Het jaarlijks zelf aangeven van de behaalde (en niet vrijgestelde) inkomsten is in beginsel verplicht. De sanctie is dat de belastingcontroleur anders een aanslag van ambtswege kan vestigen. Hij bepaalt dan zelf de belasting op basis van de hem bekende gegevens en vermoedens (en dus vooral zonder aftrek van een aantal posten, waarvan enkel de belastingplichtige het bewijs heeft). Het niet of laattijdig aangeven wordt eveneens gesanctioneerd met geldboetes. Als de behaalde inkomsten wel tijdig worden aangegeven, wordt de belastingaangifte vermoed juist te zijn. De administratie zal het tegendeel moeten bewijzen. Kan de controleur bijvoorbeeld bewijzen dat bepaalde inkomsten (die bv. door iemand anders als kost in mindering werden gebracht van zijn of haar inkomsten of waarop iemand anders een voorheffing heeft ingehouden) niet zijn aangegeven, dan kan hij een bericht van wijziging sturen. Daarop kan de belastingplichtige binnen de dertig dagen reageren. Volhardt de controleur, dan wordt de belasting wel degelijk geheven volgens zijn visie. Er moet dan binnen de twee maanden na het versturen van het aanslagbiljet betaald worden, ook al is de belastingplichtige het er niet mee eens (tenzij men van de ontvanger op gemotiveerd verzoek een uitstel van betaling heeft bekomen). Wie niet akkoord gaat met de belastingaanslag, kan wel bezwaar indienen bij de gewestelijk directeur, binnen het jaar na het versturen van het aanslagbiljet. Schaart ook deze zich niet achter de visie van de belastingplichtige of neemt hij geen beslissing binnen de zes maanden, dan is jurisdictioneel beroep mogelijk bij de (fiscale kamer van de) rechtbank van eerste aanleg.

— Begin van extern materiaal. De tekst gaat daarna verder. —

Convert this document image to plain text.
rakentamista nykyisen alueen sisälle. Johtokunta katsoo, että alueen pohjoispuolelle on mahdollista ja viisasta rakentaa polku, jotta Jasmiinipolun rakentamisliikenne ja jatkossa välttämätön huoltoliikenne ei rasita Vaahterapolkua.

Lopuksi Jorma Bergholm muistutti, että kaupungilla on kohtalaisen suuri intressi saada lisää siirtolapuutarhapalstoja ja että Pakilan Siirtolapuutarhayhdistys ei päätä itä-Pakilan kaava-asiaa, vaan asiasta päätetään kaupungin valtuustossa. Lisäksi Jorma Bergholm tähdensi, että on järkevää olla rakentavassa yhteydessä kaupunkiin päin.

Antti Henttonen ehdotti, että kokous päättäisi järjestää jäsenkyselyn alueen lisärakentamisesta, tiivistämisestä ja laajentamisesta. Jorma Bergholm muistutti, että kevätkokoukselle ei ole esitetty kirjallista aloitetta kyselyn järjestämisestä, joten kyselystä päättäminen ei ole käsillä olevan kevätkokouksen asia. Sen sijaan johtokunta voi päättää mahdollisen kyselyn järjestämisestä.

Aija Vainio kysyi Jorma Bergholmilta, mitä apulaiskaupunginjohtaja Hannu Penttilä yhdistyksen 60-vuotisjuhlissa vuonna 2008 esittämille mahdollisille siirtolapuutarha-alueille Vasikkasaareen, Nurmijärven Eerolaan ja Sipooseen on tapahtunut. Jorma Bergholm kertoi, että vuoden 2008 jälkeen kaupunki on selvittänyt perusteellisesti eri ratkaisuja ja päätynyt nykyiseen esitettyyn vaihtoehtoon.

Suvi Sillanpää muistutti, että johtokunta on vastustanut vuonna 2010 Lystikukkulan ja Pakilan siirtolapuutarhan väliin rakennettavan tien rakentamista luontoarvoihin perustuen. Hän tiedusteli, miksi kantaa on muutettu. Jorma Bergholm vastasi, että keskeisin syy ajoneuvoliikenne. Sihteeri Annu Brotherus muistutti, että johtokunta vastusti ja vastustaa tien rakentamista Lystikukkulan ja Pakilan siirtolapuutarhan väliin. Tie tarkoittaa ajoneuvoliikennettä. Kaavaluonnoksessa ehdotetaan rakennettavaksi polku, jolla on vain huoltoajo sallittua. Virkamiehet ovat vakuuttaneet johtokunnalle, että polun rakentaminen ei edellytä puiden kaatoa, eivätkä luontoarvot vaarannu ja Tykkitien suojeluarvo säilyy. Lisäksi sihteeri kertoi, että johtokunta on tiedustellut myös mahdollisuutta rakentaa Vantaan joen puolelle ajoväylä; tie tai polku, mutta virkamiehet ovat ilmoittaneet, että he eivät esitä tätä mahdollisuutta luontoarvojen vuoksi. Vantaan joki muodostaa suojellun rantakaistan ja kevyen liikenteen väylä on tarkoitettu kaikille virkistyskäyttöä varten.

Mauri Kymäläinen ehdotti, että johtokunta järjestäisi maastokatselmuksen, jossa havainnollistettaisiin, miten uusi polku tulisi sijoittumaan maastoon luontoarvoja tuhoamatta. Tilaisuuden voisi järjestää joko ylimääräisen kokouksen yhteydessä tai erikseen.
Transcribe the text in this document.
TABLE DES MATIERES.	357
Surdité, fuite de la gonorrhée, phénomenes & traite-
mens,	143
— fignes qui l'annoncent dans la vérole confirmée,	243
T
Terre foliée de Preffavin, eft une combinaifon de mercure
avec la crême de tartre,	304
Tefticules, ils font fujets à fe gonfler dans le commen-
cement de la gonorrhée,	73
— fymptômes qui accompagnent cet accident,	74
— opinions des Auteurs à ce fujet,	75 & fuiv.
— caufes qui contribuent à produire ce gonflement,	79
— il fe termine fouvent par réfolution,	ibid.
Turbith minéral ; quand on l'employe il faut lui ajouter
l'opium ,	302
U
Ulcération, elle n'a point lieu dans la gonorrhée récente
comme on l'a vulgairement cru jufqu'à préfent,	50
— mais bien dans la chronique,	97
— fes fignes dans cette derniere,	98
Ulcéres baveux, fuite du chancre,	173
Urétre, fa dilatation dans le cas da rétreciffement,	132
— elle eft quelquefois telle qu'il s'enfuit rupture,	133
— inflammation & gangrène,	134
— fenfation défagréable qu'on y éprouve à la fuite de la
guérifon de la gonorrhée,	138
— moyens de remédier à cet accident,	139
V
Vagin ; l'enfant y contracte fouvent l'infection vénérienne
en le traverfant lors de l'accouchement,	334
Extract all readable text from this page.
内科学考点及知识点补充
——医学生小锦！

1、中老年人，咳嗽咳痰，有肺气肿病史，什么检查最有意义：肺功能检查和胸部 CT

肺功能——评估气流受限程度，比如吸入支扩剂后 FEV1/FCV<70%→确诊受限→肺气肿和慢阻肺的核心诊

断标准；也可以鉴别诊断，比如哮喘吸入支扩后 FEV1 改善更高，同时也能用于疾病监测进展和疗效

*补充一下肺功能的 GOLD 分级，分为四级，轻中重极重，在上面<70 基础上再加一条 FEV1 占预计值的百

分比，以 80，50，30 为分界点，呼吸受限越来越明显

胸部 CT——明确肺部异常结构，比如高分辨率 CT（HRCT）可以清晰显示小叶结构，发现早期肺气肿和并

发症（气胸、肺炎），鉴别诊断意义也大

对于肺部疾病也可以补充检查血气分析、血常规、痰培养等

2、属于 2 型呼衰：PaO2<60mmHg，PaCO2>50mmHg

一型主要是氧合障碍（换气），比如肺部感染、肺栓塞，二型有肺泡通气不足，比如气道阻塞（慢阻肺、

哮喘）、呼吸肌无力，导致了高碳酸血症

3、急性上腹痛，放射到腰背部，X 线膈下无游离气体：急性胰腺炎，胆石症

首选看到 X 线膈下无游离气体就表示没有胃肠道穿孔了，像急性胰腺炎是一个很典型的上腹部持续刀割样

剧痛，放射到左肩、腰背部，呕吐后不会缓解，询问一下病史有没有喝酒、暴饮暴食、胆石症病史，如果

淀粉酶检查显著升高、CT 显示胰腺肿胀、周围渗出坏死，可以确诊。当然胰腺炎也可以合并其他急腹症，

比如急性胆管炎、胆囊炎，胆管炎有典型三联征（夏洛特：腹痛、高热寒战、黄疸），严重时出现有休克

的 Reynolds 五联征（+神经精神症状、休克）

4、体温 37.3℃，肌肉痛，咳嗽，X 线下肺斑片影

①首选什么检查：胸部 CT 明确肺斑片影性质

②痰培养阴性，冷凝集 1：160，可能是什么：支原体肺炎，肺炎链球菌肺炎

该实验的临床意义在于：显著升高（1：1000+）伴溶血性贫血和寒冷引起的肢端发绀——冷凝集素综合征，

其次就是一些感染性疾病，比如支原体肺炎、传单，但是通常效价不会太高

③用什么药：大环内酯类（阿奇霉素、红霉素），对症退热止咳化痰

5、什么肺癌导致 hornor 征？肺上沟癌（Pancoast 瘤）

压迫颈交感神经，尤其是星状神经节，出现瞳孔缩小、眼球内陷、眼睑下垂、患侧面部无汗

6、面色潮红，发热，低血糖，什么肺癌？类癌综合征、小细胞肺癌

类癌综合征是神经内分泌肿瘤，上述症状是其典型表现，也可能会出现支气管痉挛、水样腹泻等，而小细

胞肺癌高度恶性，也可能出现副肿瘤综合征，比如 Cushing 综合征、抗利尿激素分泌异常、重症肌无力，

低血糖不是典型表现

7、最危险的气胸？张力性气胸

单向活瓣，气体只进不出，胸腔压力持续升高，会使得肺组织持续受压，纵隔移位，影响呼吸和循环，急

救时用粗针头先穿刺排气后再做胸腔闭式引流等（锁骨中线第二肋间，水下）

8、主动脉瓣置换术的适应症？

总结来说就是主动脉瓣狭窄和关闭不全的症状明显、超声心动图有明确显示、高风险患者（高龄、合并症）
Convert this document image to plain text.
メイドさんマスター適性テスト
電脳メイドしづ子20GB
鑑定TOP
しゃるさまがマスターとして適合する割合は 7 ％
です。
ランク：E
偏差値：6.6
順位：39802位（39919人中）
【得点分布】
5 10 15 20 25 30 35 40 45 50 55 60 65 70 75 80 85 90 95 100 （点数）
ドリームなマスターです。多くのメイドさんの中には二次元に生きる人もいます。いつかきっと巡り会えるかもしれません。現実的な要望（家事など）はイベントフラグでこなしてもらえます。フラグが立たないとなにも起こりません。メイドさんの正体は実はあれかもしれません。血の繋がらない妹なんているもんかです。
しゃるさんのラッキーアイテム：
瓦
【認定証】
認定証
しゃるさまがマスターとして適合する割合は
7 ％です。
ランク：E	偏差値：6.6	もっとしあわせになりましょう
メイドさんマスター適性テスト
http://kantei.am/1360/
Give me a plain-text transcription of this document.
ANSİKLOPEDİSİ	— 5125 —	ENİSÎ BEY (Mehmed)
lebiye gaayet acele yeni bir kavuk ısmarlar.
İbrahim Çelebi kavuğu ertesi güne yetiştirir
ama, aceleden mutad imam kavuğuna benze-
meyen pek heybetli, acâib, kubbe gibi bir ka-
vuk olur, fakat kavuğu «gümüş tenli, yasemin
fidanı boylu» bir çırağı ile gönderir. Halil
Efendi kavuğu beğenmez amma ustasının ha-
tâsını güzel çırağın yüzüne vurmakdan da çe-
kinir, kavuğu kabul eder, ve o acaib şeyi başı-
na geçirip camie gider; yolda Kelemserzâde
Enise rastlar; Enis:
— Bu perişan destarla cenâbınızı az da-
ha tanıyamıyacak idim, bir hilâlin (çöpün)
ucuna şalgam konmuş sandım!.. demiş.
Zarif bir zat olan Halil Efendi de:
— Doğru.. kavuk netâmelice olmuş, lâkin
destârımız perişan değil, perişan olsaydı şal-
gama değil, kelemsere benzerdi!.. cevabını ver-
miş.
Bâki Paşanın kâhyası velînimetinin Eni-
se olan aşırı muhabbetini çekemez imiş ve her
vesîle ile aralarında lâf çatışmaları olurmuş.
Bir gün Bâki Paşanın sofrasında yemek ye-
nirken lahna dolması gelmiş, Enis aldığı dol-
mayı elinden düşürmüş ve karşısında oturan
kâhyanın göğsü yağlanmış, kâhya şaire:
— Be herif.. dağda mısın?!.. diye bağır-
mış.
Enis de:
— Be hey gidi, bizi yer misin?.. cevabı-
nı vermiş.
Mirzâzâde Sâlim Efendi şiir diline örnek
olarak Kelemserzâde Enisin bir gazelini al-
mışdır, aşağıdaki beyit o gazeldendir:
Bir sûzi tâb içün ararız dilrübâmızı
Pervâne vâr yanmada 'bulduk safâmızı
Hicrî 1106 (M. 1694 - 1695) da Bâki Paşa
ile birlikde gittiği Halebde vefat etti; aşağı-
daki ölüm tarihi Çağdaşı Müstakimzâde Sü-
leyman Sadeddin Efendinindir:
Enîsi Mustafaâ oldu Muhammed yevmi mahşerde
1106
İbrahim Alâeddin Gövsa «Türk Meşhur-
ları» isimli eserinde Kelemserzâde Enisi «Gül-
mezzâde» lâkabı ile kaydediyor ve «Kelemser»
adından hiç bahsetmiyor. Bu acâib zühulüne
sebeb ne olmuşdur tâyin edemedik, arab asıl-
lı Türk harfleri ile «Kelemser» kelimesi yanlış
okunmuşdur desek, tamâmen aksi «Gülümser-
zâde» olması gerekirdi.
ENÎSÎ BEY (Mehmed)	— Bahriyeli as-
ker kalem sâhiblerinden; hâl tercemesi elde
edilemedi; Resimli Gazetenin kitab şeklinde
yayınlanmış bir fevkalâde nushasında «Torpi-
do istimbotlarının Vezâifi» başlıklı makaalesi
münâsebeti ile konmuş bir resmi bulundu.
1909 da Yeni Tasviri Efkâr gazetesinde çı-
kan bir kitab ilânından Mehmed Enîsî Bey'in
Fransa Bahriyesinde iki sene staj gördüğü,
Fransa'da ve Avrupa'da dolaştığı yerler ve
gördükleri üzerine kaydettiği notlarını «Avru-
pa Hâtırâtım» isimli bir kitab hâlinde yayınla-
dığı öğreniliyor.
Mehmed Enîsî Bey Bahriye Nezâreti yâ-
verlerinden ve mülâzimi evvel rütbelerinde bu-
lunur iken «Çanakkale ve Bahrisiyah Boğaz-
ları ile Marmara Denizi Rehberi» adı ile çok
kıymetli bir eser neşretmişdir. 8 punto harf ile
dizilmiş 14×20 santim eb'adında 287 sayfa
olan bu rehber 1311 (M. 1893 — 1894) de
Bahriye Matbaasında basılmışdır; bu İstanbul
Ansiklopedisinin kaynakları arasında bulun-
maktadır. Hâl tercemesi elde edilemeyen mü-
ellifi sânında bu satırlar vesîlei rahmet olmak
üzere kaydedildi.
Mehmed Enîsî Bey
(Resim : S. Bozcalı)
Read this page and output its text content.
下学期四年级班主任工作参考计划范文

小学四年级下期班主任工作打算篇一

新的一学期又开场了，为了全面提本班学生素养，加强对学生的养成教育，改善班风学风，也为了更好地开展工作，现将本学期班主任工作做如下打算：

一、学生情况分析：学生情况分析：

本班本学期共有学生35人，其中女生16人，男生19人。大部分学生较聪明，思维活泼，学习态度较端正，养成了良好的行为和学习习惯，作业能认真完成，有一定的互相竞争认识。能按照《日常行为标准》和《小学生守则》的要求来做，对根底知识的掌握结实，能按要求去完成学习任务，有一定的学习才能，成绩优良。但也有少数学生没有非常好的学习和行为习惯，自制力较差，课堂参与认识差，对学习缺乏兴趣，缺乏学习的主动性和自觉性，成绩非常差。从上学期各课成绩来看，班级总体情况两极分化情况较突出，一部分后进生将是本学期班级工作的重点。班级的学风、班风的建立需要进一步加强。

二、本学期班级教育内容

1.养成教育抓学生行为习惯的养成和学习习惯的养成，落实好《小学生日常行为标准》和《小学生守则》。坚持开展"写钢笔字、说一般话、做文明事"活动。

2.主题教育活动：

De vennootschapsbelasting is een belasting op de wereldwijde inkomsten van binnenlandse vennootschappen. Dit zijn vennootschappen waarvan de werkelijke zetel in België gevestigd is. Aldus sluit deze fiscale regel niet aan op het vennootschapsrecht. Daar wordt immers gekeken naar de statutaire zetel om het toepasselijke rechtsstelsel te bepalen. Ook de geviseerde rechtsvormen verschillen. Het gaat immers om rechtspersonen die een onderneming exploiteren of zich bezighouden met verrichtingen van winstgevende aard. Dit kunnen niet alleen BV’s, NV’s en andere commerciële handelsvennootschappen zijn, maar ook VZW’s of zelfs buitenlandse vennootschapsvormen. De uitgeoefende activiteit is bepalend en niet de rechtsvorm als dusdanig. Toch worden vervolgens bepaalde publiekrechtelijke rechtspersonen uitdrukkelijk terug uitgesloten uit de vennootschapsbelasting (bv. Vlaamse vervoermaatschappij, MIVB…). De aan de vennootschapsbelasting onderworpen vennootschappen moeten ook al hun inkomsten aangeven, maar alle inkomsten worden fiscaal behandeld volgens de regels van toepassing op winsten. Het belastbaar tijdperk is niet noodzakelijk een kalenderjaar, maar sluit aan op het boekjaar van de vennootschap. Ten laatste 7 maanden na afsluiten van het boekjaar moet, langs elektronische weg, een belastingaangifte worden ingediend.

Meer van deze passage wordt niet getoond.